I hop in the last seat of a white minivan, which travels on two separate barges and then a long road back to Krabi town. The ride is not nearly as scenic as the catamaran ride but is the more economical alternative. I snuggle next to a Korean boy who snoozes the entire three hour ride back to Krabi.  There is an amorous couple from Barcelona in the seats in front of me and I translate the directions from the Thai driver to my only Spanish speaking compatriots. It was fun to use my limited skills in such a tongue, an experience I thoroughly enjoyed during my days working in a NYC restaurant with the majority of men behind the scenes (although those words were undoubtedly less polite). We all jump out at the large black crab statue near one of the night markets beginning to awaken at the seaside, the ladies eagerly setting up carts of noodles, red and green curries, fruit and chocolate rotis, Singha, and shakes.

I return to fetch my backpack first, the contents and yoga mat all at peace. There are no rooms available at the same hostel so I leave by big bag again (for a short moment) to search for a room, which I do, but not as cheap as desired. Afternoon arrival in towns is never good for budget accommodation acquisition.

Travel tricks have become second nature, the most important skill indisputably is PATIENCE with a capital P. One must throw away one’s watch, remove any conceptions of time, and be with the flow of nature. A true New Yorker may be a bit uneasy of such a way of life where one must let go of all reigns of control.  Trains and buses schedules are bonk, reservations online for hostel beds more often impractical, and it is always more polite to allow fellow guests to begin eating before all plates arrive for the staging of dishes an impromptu show. And eat on the street and never in the restaurants. The food is constantly more authentic, delicious, and cheap. The stands offer 5-8 dishes all with native ingredients and are prepared with love. The cafes try to recreate Western stuff in addition to the traditional plates and one is simply paying for ambiance (which clearly depends on how one defines such a concept) and liquor licensing. I mean, truthfully, how possible is it to do Thai, Chinese, Indian, pizza, pasta, pancakes, smoothies, and steak well? Go to the hawker cart. One last dining tip…be mindful of the manners of the land. In Brazil use a fork and knife, a spoon and fork in Thailand, chopsticks and a small soup ladle in Laos, ones hands in India, and all of the above in Malaysia. It is all too fun! Locals assisting with reading maps? No bueno. The translation of street names is frequently wrong, the reading of English a challenge. Best that one learn the resident language, a courteous gesture well appreciated (study the basic phrases and one will win sincere smiles). Ah, yes. Smiles. Smiling is the universal expression of kindness. Give your neighbors random smiles, do the same when in foreign lands, smile at yourself for being awesome.

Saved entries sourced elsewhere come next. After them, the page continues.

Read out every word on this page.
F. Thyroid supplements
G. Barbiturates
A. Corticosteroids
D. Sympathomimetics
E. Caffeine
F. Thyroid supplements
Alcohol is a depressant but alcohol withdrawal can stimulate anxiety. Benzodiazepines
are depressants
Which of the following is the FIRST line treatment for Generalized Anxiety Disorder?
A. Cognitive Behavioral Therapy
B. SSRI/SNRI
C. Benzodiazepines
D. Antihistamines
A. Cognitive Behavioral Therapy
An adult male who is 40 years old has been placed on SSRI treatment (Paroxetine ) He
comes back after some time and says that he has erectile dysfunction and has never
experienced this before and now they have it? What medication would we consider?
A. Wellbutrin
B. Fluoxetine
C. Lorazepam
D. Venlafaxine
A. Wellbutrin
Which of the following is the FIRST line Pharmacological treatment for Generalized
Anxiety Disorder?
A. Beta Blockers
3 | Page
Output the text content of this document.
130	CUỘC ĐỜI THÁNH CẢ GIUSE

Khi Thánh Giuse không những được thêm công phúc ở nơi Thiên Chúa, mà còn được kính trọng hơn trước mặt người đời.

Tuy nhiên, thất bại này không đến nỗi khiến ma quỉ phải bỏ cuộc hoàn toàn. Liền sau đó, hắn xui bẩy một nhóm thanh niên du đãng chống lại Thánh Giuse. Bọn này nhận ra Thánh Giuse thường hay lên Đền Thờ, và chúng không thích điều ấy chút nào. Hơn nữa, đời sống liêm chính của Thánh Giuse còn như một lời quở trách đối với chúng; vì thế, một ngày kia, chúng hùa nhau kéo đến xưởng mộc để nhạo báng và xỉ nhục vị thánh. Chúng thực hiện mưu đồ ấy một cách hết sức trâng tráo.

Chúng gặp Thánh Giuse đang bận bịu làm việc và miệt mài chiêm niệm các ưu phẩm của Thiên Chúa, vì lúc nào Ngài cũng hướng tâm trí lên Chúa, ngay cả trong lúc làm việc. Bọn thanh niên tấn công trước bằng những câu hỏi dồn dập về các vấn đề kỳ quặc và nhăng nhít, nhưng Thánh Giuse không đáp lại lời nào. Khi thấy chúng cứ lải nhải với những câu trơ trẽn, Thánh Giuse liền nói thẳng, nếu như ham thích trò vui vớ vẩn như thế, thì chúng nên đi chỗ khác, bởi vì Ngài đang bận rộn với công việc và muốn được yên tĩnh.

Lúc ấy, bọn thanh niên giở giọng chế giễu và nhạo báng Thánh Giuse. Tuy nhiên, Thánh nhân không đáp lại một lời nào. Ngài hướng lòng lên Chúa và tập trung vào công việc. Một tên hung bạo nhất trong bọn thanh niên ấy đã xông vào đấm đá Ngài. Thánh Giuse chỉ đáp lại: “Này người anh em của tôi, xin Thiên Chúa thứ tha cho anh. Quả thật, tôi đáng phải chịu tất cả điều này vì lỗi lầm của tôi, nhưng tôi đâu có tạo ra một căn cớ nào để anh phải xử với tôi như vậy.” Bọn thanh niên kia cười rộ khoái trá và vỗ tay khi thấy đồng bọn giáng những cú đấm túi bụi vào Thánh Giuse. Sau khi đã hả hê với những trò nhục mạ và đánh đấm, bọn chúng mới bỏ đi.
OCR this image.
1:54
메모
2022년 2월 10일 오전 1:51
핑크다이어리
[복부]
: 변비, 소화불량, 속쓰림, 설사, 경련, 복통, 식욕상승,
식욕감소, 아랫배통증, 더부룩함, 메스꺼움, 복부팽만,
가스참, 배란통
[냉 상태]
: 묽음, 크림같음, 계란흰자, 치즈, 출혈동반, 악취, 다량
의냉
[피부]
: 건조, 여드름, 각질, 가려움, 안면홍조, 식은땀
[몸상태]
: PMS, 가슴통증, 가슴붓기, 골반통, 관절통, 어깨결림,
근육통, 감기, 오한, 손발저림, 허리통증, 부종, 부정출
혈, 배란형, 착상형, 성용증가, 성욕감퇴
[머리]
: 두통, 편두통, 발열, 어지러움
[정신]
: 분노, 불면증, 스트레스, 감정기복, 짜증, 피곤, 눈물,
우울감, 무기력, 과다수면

So I will leave for Penang Malaysia tomorrow morning, my time in Thailand finished for now. Penang is a stop en route to Bali for I have a flight from Kuala Lumpur to Bali on March 20th. My intention is set to attend the Bali Yoga, Music, and Spirit Festival the last weekend of March.

Universe, I request assistance in making this dream become a reality. Any support, financial or otherwise, is appreciated with the utmost gratitude. Love and light to all.